In order to deal with complexity, dissonance or lack of information, human beings employ mental shortcuts that act to simplify, filter, and reduce the information load. Some of these shortcuts include: selecting confirmatory information, anchoring judgements on a few pieces of information (particularly the first piece of information), judging information based on how easy it is to imagine, and perceiving oneself to be less biased than others. Such cognitive strategies operate in the form of bias, ultimately reducing or simplifying the amount of information that is available to a decision-maker and creating a perception of certainty around the decision.

One particular bias that could produce unexpected problems during the negotiation is the so-called backfire effect. This occurs when a person is confronted with evidence that disconfirms, or does not align with, their existing beliefs. Rather than adjusting their belief to take account of the new but disconfirmatory information, people instead strengthen their existing beliefs.

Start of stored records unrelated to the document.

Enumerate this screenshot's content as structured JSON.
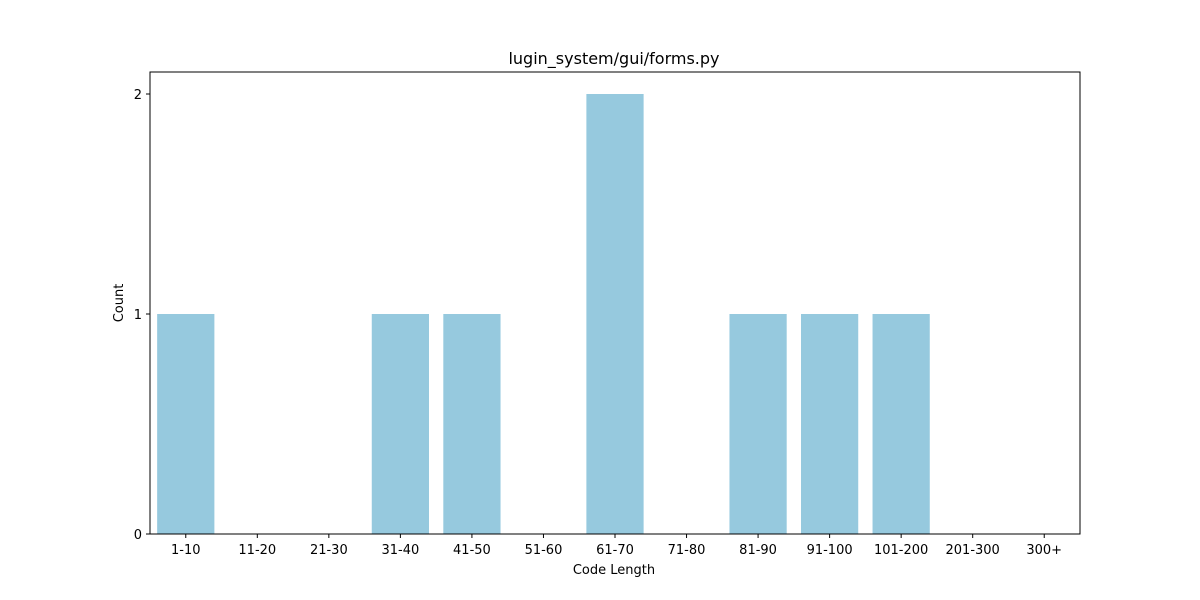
{
  "chart_data": {
    "type": "bar",
    "title": "lugin_system/gui/forms.py",
    "xlabel": "Code Length",
    "ylabel": "Count",
    "categories": [
      "1-10",
      "11-20",
      "21-30",
      "31-40",
      "41-50",
      "51-60",
      "61-70",
      "71-80",
      "81-90",
      "91-100",
      "101-200",
      "201-300",
      "300+"
    ],
    "values": [
      1,
      0,
      0,
      1,
      1,
      0,
      2,
      0,
      1,
      1,
      1,
      0,
      0
    ],
    "ylim": [
      0,
      2.1
    ],
    "yticks": [
      0,
      1,
      2
    ],
    "grid": false,
    "bar_color": "#96c9de"
  }
}
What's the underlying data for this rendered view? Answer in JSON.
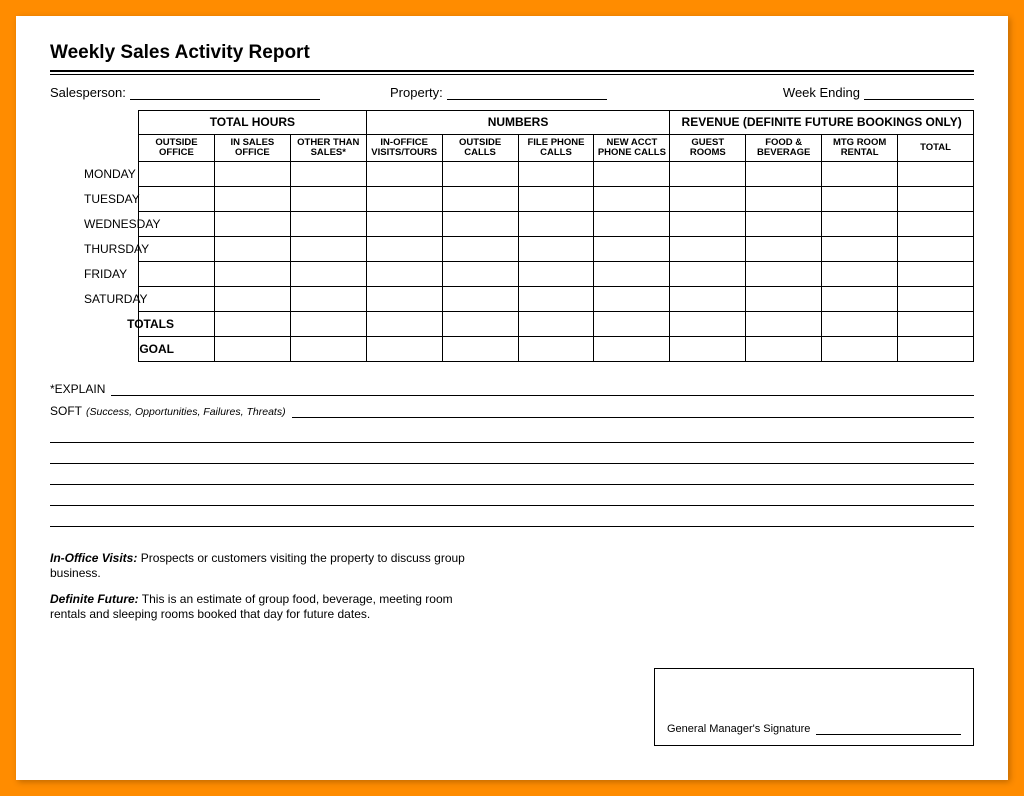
{
  "title": "Weekly Sales Activity Report",
  "info": {
    "salesperson_label": "Salesperson:",
    "property_label": "Property:",
    "week_ending_label": "Week Ending"
  },
  "table": {
    "groups": [
      {
        "label": "TOTAL HOURS",
        "span": 3
      },
      {
        "label": "NUMBERS",
        "span": 4
      },
      {
        "label": "REVENUE (DEFINITE FUTURE BOOKINGS ONLY)",
        "span": 4
      }
    ],
    "columns": [
      "OUTSIDE OFFICE",
      "IN SALES OFFICE",
      "OTHER THAN SALES*",
      "IN-OFFICE VISITS/TOURS",
      "OUTSIDE CALLS",
      "FILE PHONE CALLS",
      "NEW ACCT PHONE CALLS",
      "GUEST ROOMS",
      "FOOD & BEVERAGE",
      "MTG ROOM RENTAL",
      "TOTAL"
    ],
    "row_labels": [
      "MONDAY",
      "TUESDAY",
      "WEDNESDAY",
      "THURSDAY",
      "FRIDAY",
      "SATURDAY",
      "TOTALS",
      "GOAL"
    ],
    "row_label_bold": [
      false,
      false,
      false,
      false,
      false,
      false,
      true,
      true
    ],
    "row_count": 8,
    "col_count": 11,
    "header_row1_height": 26,
    "header_row2_height": 26,
    "body_row_height": 25
  },
  "notes": {
    "explain_label": "*EXPLAIN",
    "soft_label": "SOFT",
    "soft_hint": "(Success, Opportunities, Failures, Threats)",
    "blank_line_count": 5
  },
  "definitions": {
    "d1_key": "In-Office Visits:",
    "d1_text": " Prospects or customers visiting the property to discuss group business.",
    "d2_key": "Definite Future:",
    "d2_text": " This is an estimate of group food, beverage, meeting room rentals and sleeping rooms booked that day for future dates."
  },
  "signature": {
    "label": "General Manager's Signature"
  },
  "colors": {
    "frame": "#ff8c00",
    "paper": "#ffffff",
    "ink": "#000000"
  }
}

This has been found to apply to climate change denial and adherents of conspiracy theories, and other political beliefs. There are indications that the backfire effect can affect politicians in the Brexit process. For example, a report warning that leaving the EU would have serious consequences for the economy triggered a number of pro-Brexit MPs to storm out of a meeting amidst denials of the analysis on the basis it was too ‘gloomy’.

The high pace of the negotiation process - with less than 2 years of negotiation time to thrash out the issues - and with the polarisation of issues taking place via the group pressures operating within the UK government, are the ideal conditions for making  decision-making biases more likely. The implications for the process of negotiation are that biases may result in options not being fully considered before or during negotiation. Negotiators may fail to listen to experts and negotiation partners, with the polarisation of views between negotiating parties ultimately leading to a failure to reach agreements. The consequence here could be a very hard Brexit.